E-commerce : l’IA et le machine learning à la rescousse contre la fraude en ligne

Face à la fraude en ligne qui se multiplie, le retail doit s’adapter. Entre nouvelles réglementation et intelligence artificielle, comment les commerçant peuvent-ils s’en prémunir ?

Quelques chiffres. La fraude au paiement a généré en 2020 plus de 6 % de perte de chiffre d’affaires chez 38 % de vendeurs basés dans 11 pays du monde dont la France, selon un rapport du Fidelity National Information Services daté du 15 juillet 2021. De son côté l’Observatoire national des moyens de paiement, dans son rapport de juillet 2021, précise que la fraude dans le domaine du e-commerce vise principalement le « Commerce généraliste et semi généraliste », les « Services aux particuliers et aux professionnels » et la « Téléphonie et communication » puisque ces trois secteurs d’activité représentent à eux seuls 65% des montants fraudés en 2020. Le secteur du « Voyage, transport » qui figure traditionnellement parmi les secteurs les plus touchés par la fraude voit sa part diminuer de moitié dans la fraude totale (de 12,9 % en 2019 à 6,7 % en 2020) sous l’effet de la très nette réduction des paiements par carte à destination de ce secteur (-81% en 2020 par rapport à 2019) en lien avec la crise de la Covid-19. Etonnant ? Pas nécessairement en raison du contexte sanitaire qui a entraîné une hausse conséquente des achats en ligne.
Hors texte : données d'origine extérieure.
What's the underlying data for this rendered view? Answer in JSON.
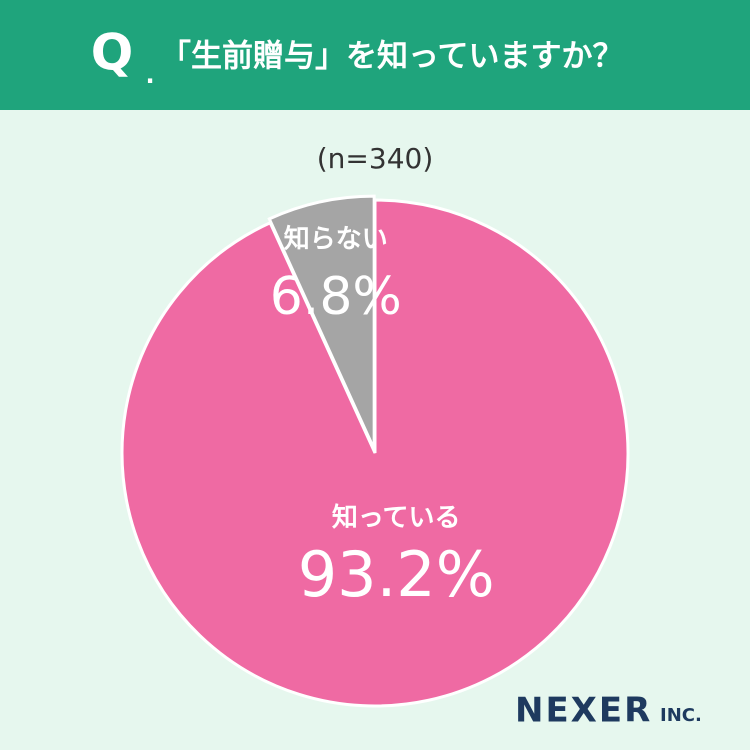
{
  "chart_data": {
    "type": "pie",
    "header_mark": "Q",
    "header_dot": ".",
    "title": "「生前贈与」を知っていますか？",
    "subtitle": "(n=340)",
    "categories": [
      "知っている",
      "知らない"
    ],
    "values": [
      93.2,
      6.8
    ],
    "value_labels": [
      "93.2%",
      "6.8%"
    ],
    "colors": [
      "#ef6aa3",
      "#a5a5a5"
    ],
    "start_angle": 0,
    "direction": "clockwise",
    "brand": "NEXER",
    "brand_suffix": "INC."
  }
}
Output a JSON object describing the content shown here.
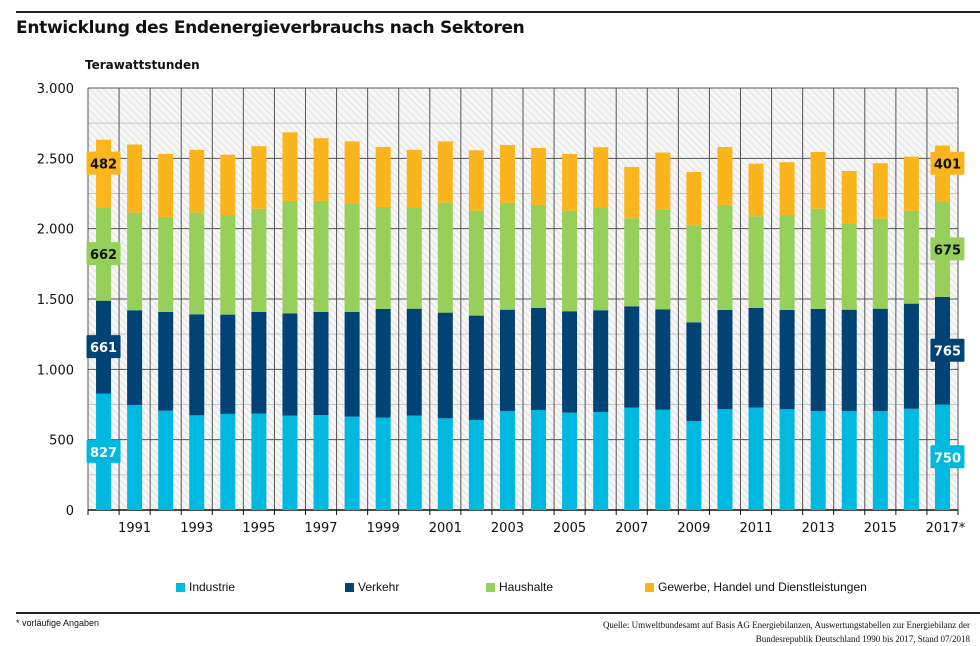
{
  "chart_data": {
    "type": "bar",
    "stacked": true,
    "title": "Entwicklung des Endenergieverbrauchs nach Sektoren",
    "ylabel": "Terawattstunden",
    "ylim": [
      0,
      3000
    ],
    "yticks": [
      0,
      500,
      1000,
      1500,
      2000,
      2500,
      3000
    ],
    "ytick_labels": [
      "0",
      "500",
      "1.000",
      "1.500",
      "2.000",
      "2.500",
      "3.000"
    ],
    "categories": [
      "1990",
      "1991",
      "1992",
      "1993",
      "1994",
      "1995",
      "1996",
      "1997",
      "1998",
      "1999",
      "2000",
      "2001",
      "2002",
      "2003",
      "2004",
      "2005",
      "2006",
      "2007",
      "2008",
      "2009",
      "2010",
      "2011",
      "2012",
      "2013",
      "2014",
      "2015",
      "2016",
      "2017*"
    ],
    "xtick_labels": [
      "",
      "1991",
      "",
      "1993",
      "",
      "1995",
      "",
      "1997",
      "",
      "1999",
      "",
      "2001",
      "",
      "2003",
      "",
      "2005",
      "",
      "2007",
      "",
      "2009",
      "",
      "2011",
      "",
      "2013",
      "",
      "2015",
      "",
      "2017*"
    ],
    "grid": true,
    "legend_position": "bottom",
    "series": [
      {
        "name": "Industrie",
        "color": "#00b9e0",
        "values": [
          827,
          747,
          706,
          673,
          683,
          685,
          671,
          675,
          664,
          656,
          671,
          652,
          640,
          704,
          711,
          692,
          697,
          728,
          713,
          633,
          716,
          728,
          716,
          704,
          704,
          704,
          720,
          750
        ]
      },
      {
        "name": "Verkehr",
        "color": "#004374",
        "values": [
          661,
          673,
          702,
          718,
          706,
          723,
          727,
          733,
          744,
          773,
          760,
          751,
          742,
          720,
          725,
          721,
          723,
          720,
          714,
          701,
          706,
          708,
          706,
          725,
          720,
          727,
          747,
          765
        ]
      },
      {
        "name": "Haushalte",
        "color": "#96cf5a",
        "values": [
          662,
          694,
          675,
          723,
          708,
          734,
          799,
          789,
          772,
          725,
          719,
          782,
          746,
          761,
          733,
          715,
          730,
          626,
          711,
          690,
          747,
          652,
          675,
          713,
          612,
          640,
          661,
          675
        ]
      },
      {
        "name": "Gewerbe, Handel und Dienstleistungen",
        "color": "#fbb51c",
        "values": [
          482,
          484,
          448,
          446,
          429,
          444,
          488,
          446,
          441,
          427,
          410,
          436,
          429,
          410,
          405,
          403,
          429,
          365,
          403,
          379,
          412,
          374,
          375,
          403,
          374,
          394,
          384,
          401
        ]
      }
    ],
    "data_labels": {
      "first": [
        "827",
        "661",
        "662",
        "482"
      ],
      "last": [
        "750",
        "765",
        "675",
        "401"
      ]
    }
  },
  "footnote": "* vorläufige Angaben",
  "source_line1": "Quelle: Umweltbundesamt auf Basis AG Energiebilanzen, Auswertungstabellen zur Energiebilanz der",
  "source_line2": "Bundesrepublik Deutschland 1990 bis 2017, Stand 07/2018"
}
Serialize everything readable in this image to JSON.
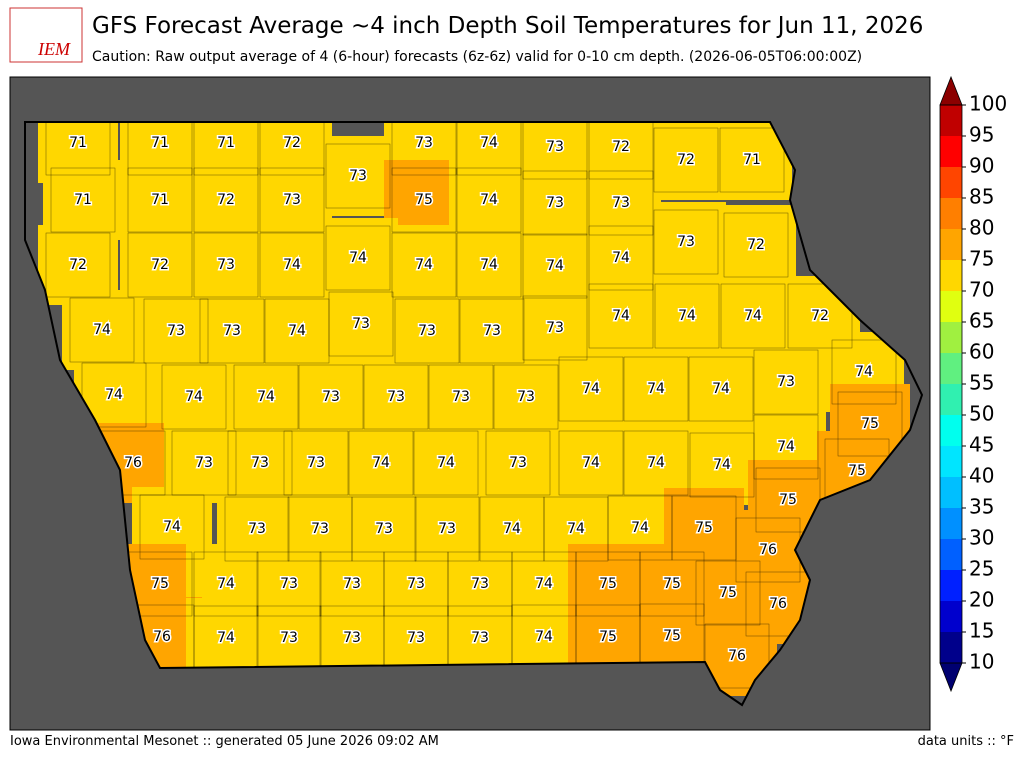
{
  "logo": "IEM",
  "title": "GFS Forecast Average ~4 inch Depth Soil Temperatures for Jun 11, 2026",
  "subtitle": "Caution: Raw output average of 4 (6-hour) forecasts (6z-6z) valid for 0-10 cm depth. (2026-06-05T06:00:00Z)",
  "footer_left": "Iowa Environmental Mesonet :: generated 05 June 2026 09:02 AM",
  "footer_right": "data units :: °F",
  "colorbar": {
    "ticks": [
      10,
      15,
      20,
      25,
      30,
      35,
      40,
      45,
      50,
      55,
      60,
      65,
      70,
      75,
      80,
      85,
      90,
      95,
      100
    ],
    "colors": [
      "#00008b",
      "#0000cd",
      "#0020ff",
      "#0060ff",
      "#0090ff",
      "#00bfff",
      "#00e5ff",
      "#00ffee",
      "#30f0b0",
      "#60f080",
      "#a0f040",
      "#e0ff10",
      "#ffd700",
      "#ffa500",
      "#ff7f00",
      "#ff4500",
      "#ff0000",
      "#c00000"
    ],
    "under_color": "#000070",
    "over_color": "#8b0000"
  },
  "counties": [
    71,
    71,
    71,
    72,
    73,
    74,
    73,
    72,
    72,
    71,
    73,
    71,
    71,
    72,
    73,
    75,
    74,
    73,
    73,
    73,
    72,
    72,
    72,
    73,
    74,
    74,
    74,
    74,
    74,
    74,
    74,
    73,
    73,
    74,
    73,
    73,
    73,
    73,
    74,
    74,
    74,
    72,
    74,
    74,
    74,
    73,
    73,
    73,
    73,
    74,
    74,
    74,
    73,
    74,
    75,
    76,
    73,
    73,
    73,
    74,
    74,
    73,
    74,
    74,
    74,
    74,
    75,
    75,
    74,
    73,
    73,
    73,
    73,
    74,
    74,
    74,
    75,
    76,
    75,
    74,
    73,
    73,
    73,
    73,
    74,
    75,
    75,
    75,
    76,
    76,
    74,
    73,
    73,
    73,
    73,
    74,
    75,
    75,
    76
  ]
}
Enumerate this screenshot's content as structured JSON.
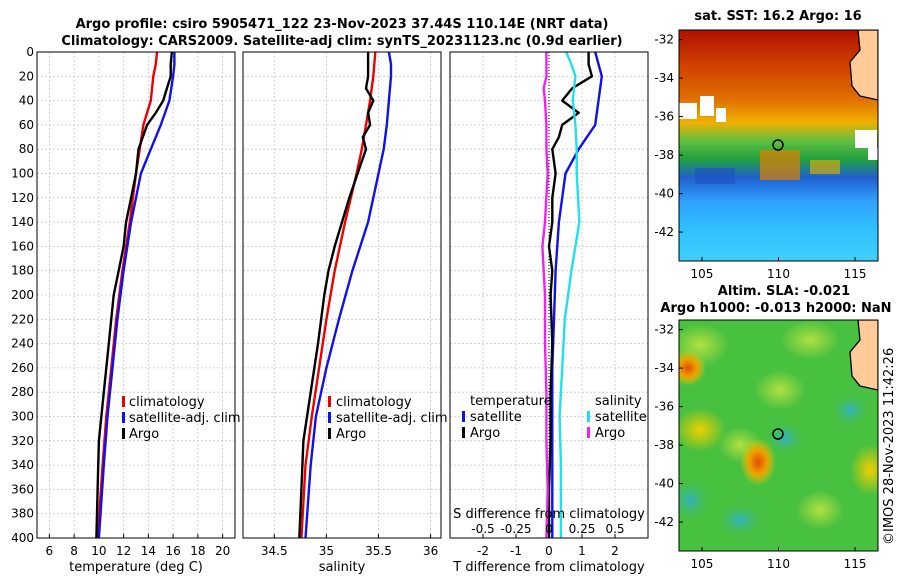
{
  "header": {
    "title_line1": "Argo profile: csiro 5905471_122 23-Nov-2023 37.44S 110.14E (NRT data)",
    "title_line2": "Climatology: CARS2009. Satellite-adj clim: synTS_20231123.nc (0.9d earlier)"
  },
  "colors": {
    "red": "#ee0000",
    "blue": "#1010ee",
    "black": "#000000",
    "cyan": "#22e0e8",
    "magenta": "#ee22ee"
  },
  "chart_data": [
    {
      "type": "line",
      "id": "temperature",
      "xlabel": "temperature (deg C)",
      "ylabel": "",
      "xlim": [
        5,
        21
      ],
      "ylim": [
        400,
        0
      ],
      "xticks": [
        6,
        8,
        10,
        12,
        14,
        16,
        18,
        20
      ],
      "yticks": [
        0,
        20,
        40,
        60,
        80,
        100,
        120,
        140,
        160,
        180,
        200,
        220,
        240,
        260,
        280,
        300,
        320,
        340,
        360,
        380,
        400
      ],
      "legend": [
        "climatology",
        "satellite-adj. clim",
        "Argo"
      ],
      "series": [
        {
          "name": "climatology",
          "color": "red",
          "depth": [
            0,
            10,
            20,
            40,
            60,
            80,
            100,
            140,
            180,
            220,
            260,
            300,
            340,
            400
          ],
          "values": [
            14.7,
            14.6,
            14.4,
            14.2,
            13.6,
            13.3,
            13.0,
            12.5,
            11.9,
            11.4,
            11.0,
            10.6,
            10.3,
            9.9
          ]
        },
        {
          "name": "satellite-adj. clim",
          "color": "blue",
          "depth": [
            0,
            10,
            20,
            40,
            60,
            80,
            100,
            140,
            180,
            220,
            260,
            300,
            340,
            400
          ],
          "values": [
            16.1,
            16.1,
            16.0,
            15.7,
            15.0,
            14.2,
            13.4,
            12.6,
            12.0,
            11.5,
            11.1,
            10.7,
            10.4,
            10.0
          ]
        },
        {
          "name": "Argo",
          "color": "black",
          "depth": [
            0,
            10,
            20,
            30,
            40,
            50,
            60,
            80,
            100,
            120,
            140,
            160,
            180,
            200,
            240,
            280,
            320,
            360,
            400
          ],
          "values": [
            15.9,
            15.8,
            15.8,
            15.5,
            15.2,
            14.6,
            13.9,
            13.2,
            13.0,
            12.6,
            12.2,
            12.0,
            11.6,
            11.2,
            10.8,
            10.4,
            10.0,
            9.9,
            9.8
          ]
        }
      ]
    },
    {
      "type": "line",
      "id": "salinity",
      "xlabel": "salinity",
      "ylabel": "",
      "xlim": [
        34.2,
        36.1
      ],
      "ylim": [
        400,
        0
      ],
      "xticks": [
        34.5,
        35,
        35.5,
        36
      ],
      "yticks": [
        0,
        20,
        40,
        60,
        80,
        100,
        120,
        140,
        160,
        180,
        200,
        220,
        240,
        260,
        280,
        300,
        320,
        340,
        360,
        380,
        400
      ],
      "legend": [
        "climatology",
        "satellite-adj. clim",
        "Argo"
      ],
      "series": [
        {
          "name": "climatology",
          "color": "red",
          "depth": [
            0,
            20,
            40,
            60,
            80,
            100,
            140,
            180,
            220,
            260,
            300,
            340,
            400
          ],
          "values": [
            35.47,
            35.45,
            35.42,
            35.38,
            35.34,
            35.29,
            35.18,
            35.08,
            35.0,
            34.93,
            34.86,
            34.8,
            34.76
          ]
        },
        {
          "name": "satellite-adj. clim",
          "color": "blue",
          "depth": [
            0,
            10,
            20,
            40,
            60,
            80,
            100,
            140,
            180,
            220,
            260,
            300,
            340,
            400
          ],
          "values": [
            35.6,
            35.62,
            35.62,
            35.6,
            35.58,
            35.55,
            35.5,
            35.4,
            35.25,
            35.12,
            35.0,
            34.9,
            34.85,
            34.8
          ]
        },
        {
          "name": "Argo",
          "color": "black",
          "depth": [
            0,
            10,
            20,
            30,
            40,
            50,
            60,
            70,
            80,
            100,
            120,
            140,
            160,
            180,
            200,
            240,
            280,
            320,
            360,
            400
          ],
          "values": [
            35.4,
            35.4,
            35.4,
            35.38,
            35.45,
            35.4,
            35.42,
            35.35,
            35.38,
            35.3,
            35.22,
            35.15,
            35.08,
            35.02,
            34.98,
            34.92,
            34.85,
            34.78,
            34.76,
            34.74
          ]
        }
      ]
    },
    {
      "type": "line",
      "id": "difference",
      "xlabel": "T difference from climatology",
      "xlabel_top": "S difference from climatology",
      "xlim": [
        -3,
        3
      ],
      "ylim": [
        400,
        0
      ],
      "xticks": [
        -2,
        -1,
        0,
        1,
        2
      ],
      "xticks_top": [
        -0.5,
        -0.25,
        0,
        0.25,
        0.5
      ],
      "xticks_top_labels": [
        "-0.5",
        "-0.25",
        "0",
        "0.25",
        "0.5"
      ],
      "yticks": [
        0,
        20,
        40,
        60,
        80,
        100,
        120,
        140,
        160,
        180,
        200,
        220,
        240,
        260,
        280,
        300,
        320,
        340,
        360,
        380,
        400
      ],
      "legend_titles": [
        "temperature",
        "salinity"
      ],
      "legend": [
        "satellite",
        "Argo",
        "satellite",
        "Argo"
      ],
      "series": [
        {
          "name": "temperature satellite",
          "color": "blue",
          "depth": [
            0,
            10,
            20,
            40,
            60,
            80,
            100,
            140,
            180,
            220,
            260,
            300,
            340,
            400
          ],
          "values": [
            1.4,
            1.5,
            1.6,
            1.5,
            1.4,
            0.9,
            0.5,
            0.3,
            0.2,
            0.15,
            0.1,
            0.1,
            0.1,
            0.1
          ]
        },
        {
          "name": "temperature Argo",
          "color": "black",
          "depth": [
            0,
            10,
            20,
            30,
            40,
            50,
            60,
            70,
            80,
            100,
            120,
            140,
            160,
            180,
            200,
            240,
            280,
            320,
            360,
            400
          ],
          "values": [
            1.2,
            1.2,
            1.3,
            0.7,
            0.4,
            0.9,
            0.4,
            0.3,
            0.1,
            0.2,
            0.1,
            0.1,
            0.0,
            0.1,
            0.05,
            0.1,
            0.05,
            0.05,
            0.0,
            0.0
          ]
        },
        {
          "name": "salinity satellite",
          "color": "cyan",
          "depth": [
            0,
            10,
            20,
            40,
            60,
            80,
            100,
            140,
            180,
            220,
            260,
            300,
            340,
            400
          ],
          "values": [
            0.13,
            0.17,
            0.2,
            0.18,
            0.2,
            0.21,
            0.21,
            0.23,
            0.17,
            0.12,
            0.1,
            0.08,
            0.09,
            0.09
          ]
        },
        {
          "name": "salinity Argo",
          "color": "magenta",
          "depth": [
            0,
            20,
            30,
            40,
            60,
            80,
            100,
            140,
            160,
            180,
            200,
            240,
            280,
            320,
            360,
            400
          ],
          "values": [
            -0.02,
            -0.02,
            -0.04,
            -0.03,
            -0.02,
            -0.02,
            -0.01,
            -0.03,
            -0.05,
            -0.04,
            -0.03,
            -0.03,
            -0.02,
            -0.02,
            -0.01,
            -0.02
          ]
        }
      ]
    },
    {
      "type": "heatmap",
      "id": "sst-map",
      "title": "sat. SST: 16.2 Argo: 16",
      "xticks": [
        105,
        110,
        115
      ],
      "yticks": [
        -32,
        -34,
        -36,
        -38,
        -40,
        -42
      ],
      "xlim": [
        103.5,
        116.5
      ],
      "ylim": [
        -43.5,
        -31.5
      ],
      "marker": {
        "lon": 110.14,
        "lat": -37.44
      }
    },
    {
      "type": "heatmap",
      "id": "sla-map",
      "title_line1": "Altim. SLA: -0.021",
      "title_line2": "Argo h1000: -0.013 h2000: NaN",
      "xticks": [
        105,
        110,
        115
      ],
      "yticks": [
        -32,
        -34,
        -36,
        -38,
        -40,
        -42
      ],
      "xlim": [
        103.5,
        116.5
      ],
      "ylim": [
        -43.5,
        -31.5
      ],
      "marker": {
        "lon": 110.14,
        "lat": -37.44
      }
    }
  ],
  "footer": {
    "stamp": "©IMOS 28-Nov-2023 11:42:26"
  }
}
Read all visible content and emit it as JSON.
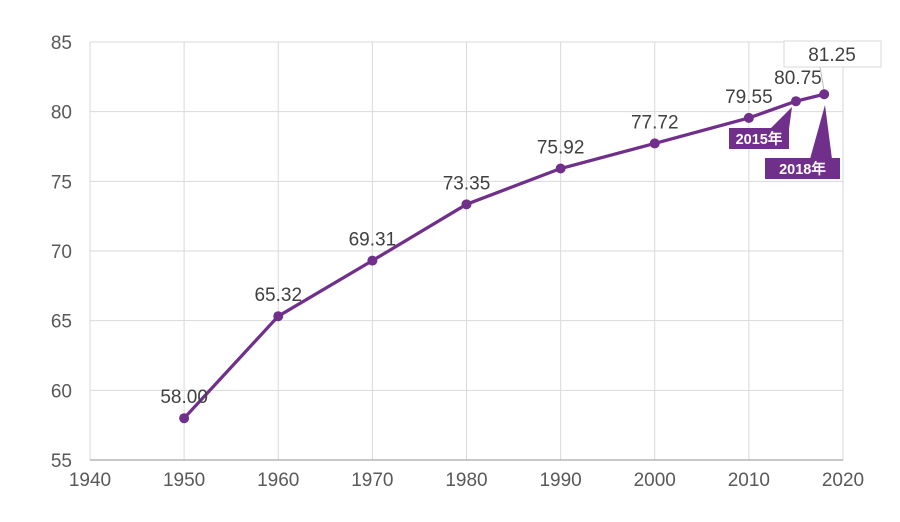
{
  "page": {
    "background": "#FFFFFF",
    "title": ""
  },
  "chart_data": {
    "type": "line",
    "title": "",
    "xlabel": "",
    "ylabel": "",
    "xlim": [
      1940,
      2020
    ],
    "ylim": [
      55,
      85
    ],
    "grid": "on",
    "legend": "none",
    "x_ticks": [
      "1940",
      "1950",
      "1960",
      "1970",
      "1980",
      "1990",
      "2000",
      "2010",
      "2020"
    ],
    "x_tick_values": [
      1940,
      1950,
      1960,
      1970,
      1980,
      1990,
      2000,
      2010,
      2020
    ],
    "y_ticks": [
      "55",
      "60",
      "65",
      "70",
      "75",
      "80",
      "85"
    ],
    "y_tick_values": [
      55,
      60,
      65,
      70,
      75,
      80,
      85
    ],
    "series": [
      {
        "name": "line-series",
        "x": [
          1950,
          1960,
          1970,
          1980,
          1990,
          2000,
          2010,
          2015,
          2018
        ],
        "values": [
          58.0,
          65.32,
          69.31,
          73.35,
          75.92,
          77.72,
          79.55,
          80.75,
          81.25
        ],
        "point_labels": [
          "58.00",
          "65.32",
          "69.31",
          "73.35",
          "75.92",
          "77.72",
          "79.55",
          "80.75",
          "81.25"
        ]
      }
    ],
    "callouts": [
      {
        "label": "2015年",
        "x": 2015,
        "y": 80.75
      },
      {
        "label": "2018年",
        "x": 2018,
        "y": 81.25
      }
    ],
    "colors": {
      "line": "#702F8A",
      "marker": "#702F8A",
      "callout_bg": "#702F8A",
      "callout_text": "#FFFFFF",
      "grid": "#D9D9D9",
      "axis_line": "#A6A6A6",
      "tick_label": "#595959",
      "data_label": "#404040",
      "leader_line": "#BFBFBF",
      "moved_label_fill": "#FFFFFF",
      "moved_label_border": "#D9D9D9"
    }
  }
}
Alors comment les commerçant peuvent-ils lutter contre ce fléau qui, outre la perte directe de revenu, ternit fortement leur réputation auprès du consommateur ?

Les solutions envisagées. Pour prendre de vitesse les fraudeurs sans impacter l’expérience client, les prestataires de paiement ont fait évoluer le cadre règlementaire avec l’arrivée de l’authentification forte (Voir l’article à ce sujet).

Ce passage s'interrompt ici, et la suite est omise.